Characterizing Conduction Channels in Postinfarction Patients Using a Personalized Virtual Heart.

Affiliation

Department of Biomedical Engineering, Johns Hopkins University, Baltimore, Maryland. Electronic address: [Email]

Abstract

Patients with myocardial infarction have an abundance of conduction channels (CC); however, only a small subset of these CCs sustain ventricular tachycardia (VT). Identifying these critical CCs (CCCs) in the clinic so that they can be targeted by ablation remains a significant challenge. The objective of this study is to use a personalized virtual-heart approach to conduct a three-dimensional (3D) assessment of CCCs sustaining VTs of different morphologies in these patients, to investigate their 3D structural features, and to determine the optimal ablation strategy for each VT. To achieve these goals, ventricular models were constructed from contrast enhanced magnetic resonance imagings of six postinfarction patients.

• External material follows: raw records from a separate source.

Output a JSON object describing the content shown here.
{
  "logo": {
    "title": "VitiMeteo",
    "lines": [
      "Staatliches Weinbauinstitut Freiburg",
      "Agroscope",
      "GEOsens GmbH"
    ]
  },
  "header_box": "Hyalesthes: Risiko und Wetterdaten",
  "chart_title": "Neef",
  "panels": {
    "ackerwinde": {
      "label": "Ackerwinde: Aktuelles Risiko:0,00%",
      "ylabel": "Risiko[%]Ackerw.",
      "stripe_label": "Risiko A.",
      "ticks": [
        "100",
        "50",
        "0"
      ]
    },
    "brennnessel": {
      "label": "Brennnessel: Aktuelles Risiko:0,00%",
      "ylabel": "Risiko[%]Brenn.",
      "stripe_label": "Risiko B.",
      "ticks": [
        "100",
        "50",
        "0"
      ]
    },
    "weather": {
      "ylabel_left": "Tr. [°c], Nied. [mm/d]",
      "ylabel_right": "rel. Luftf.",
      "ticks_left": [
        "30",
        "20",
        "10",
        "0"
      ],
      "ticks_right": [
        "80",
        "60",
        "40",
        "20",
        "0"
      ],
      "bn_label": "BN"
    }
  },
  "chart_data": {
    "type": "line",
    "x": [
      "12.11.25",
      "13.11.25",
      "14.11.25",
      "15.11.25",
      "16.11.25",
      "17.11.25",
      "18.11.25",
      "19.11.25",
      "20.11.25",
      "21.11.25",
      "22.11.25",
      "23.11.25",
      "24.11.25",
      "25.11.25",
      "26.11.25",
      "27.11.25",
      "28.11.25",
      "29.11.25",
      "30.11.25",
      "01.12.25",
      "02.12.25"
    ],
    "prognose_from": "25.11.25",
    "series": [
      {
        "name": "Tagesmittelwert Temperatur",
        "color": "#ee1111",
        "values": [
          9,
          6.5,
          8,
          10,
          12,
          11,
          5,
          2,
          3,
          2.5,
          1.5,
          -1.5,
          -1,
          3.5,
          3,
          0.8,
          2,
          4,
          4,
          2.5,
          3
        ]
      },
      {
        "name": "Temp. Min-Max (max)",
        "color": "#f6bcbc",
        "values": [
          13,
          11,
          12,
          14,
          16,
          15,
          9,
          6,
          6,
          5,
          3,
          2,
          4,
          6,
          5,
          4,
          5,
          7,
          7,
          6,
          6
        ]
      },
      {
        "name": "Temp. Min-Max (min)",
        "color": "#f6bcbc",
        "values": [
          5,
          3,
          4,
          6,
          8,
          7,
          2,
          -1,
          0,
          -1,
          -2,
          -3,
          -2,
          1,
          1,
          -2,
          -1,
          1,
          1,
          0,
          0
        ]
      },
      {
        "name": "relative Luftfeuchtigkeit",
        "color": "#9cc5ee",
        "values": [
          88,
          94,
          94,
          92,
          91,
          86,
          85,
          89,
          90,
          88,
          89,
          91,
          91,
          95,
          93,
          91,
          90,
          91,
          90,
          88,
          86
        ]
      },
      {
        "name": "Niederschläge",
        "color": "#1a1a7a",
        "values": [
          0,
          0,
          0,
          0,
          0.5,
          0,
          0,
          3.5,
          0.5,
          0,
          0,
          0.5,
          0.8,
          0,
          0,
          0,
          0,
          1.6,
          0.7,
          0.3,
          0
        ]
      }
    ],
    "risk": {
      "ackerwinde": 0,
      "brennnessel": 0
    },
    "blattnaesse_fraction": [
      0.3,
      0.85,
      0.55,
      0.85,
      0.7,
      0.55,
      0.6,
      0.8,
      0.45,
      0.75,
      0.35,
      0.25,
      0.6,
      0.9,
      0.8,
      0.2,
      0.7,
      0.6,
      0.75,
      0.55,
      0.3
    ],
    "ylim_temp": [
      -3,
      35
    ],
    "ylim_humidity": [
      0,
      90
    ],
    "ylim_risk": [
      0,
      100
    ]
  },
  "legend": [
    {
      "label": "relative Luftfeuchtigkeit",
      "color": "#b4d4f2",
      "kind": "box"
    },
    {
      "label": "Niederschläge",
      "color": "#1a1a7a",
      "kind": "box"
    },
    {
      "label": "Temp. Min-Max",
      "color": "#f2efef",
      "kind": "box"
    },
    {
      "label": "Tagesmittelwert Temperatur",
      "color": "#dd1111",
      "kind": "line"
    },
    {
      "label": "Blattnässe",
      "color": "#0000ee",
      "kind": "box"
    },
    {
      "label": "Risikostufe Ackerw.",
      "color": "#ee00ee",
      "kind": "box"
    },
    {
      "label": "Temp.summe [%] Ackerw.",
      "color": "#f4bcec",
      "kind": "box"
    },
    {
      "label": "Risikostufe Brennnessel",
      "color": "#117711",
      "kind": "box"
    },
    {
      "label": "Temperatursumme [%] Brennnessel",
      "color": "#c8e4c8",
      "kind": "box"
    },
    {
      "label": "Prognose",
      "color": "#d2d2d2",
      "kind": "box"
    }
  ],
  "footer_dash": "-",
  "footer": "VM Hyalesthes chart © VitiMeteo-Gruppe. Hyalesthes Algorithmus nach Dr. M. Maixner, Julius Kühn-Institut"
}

Rapid pacing induced VTs in each model. CCCs that sustained different VT morphologies were identified. CCCs' 3D structure and type and the resulting rotational electrical activity were examined. Ablation was performed at the optimal part of each CCC, aiming to terminate each VT with a minimal lesion size. Predicted ablation locations were compared to clinical. Analyzing the simulation results, we found that the observed VTs in each patient model were sustained by a limited number (2.7 ± 1.2) of CCCs. Further, we identified three types of CCCs sustaining VTs: I-type and T-type channels, with all channel branches bounded by scar, and functional reentry channels, which were fully or partially bounded by conduction block surfaces. The different types of CCCs accounted for 43.8, 18.8, and 37.4% of all CCCs, respectively. The mean narrowest width of CCCs or a branch of CCC was 9.7 ± 3.6 mm. Ablation of the narrowest part of each CCC was sufficient to terminate VT. Our results demonstrate that a personalized virtual-heart approach can determine the possible VT morphologies in each patient and identify the CCCs that sustain reentry. The approach can aid clinicians in identifying accurately the optimal VT ablation targets in postinfarction patients.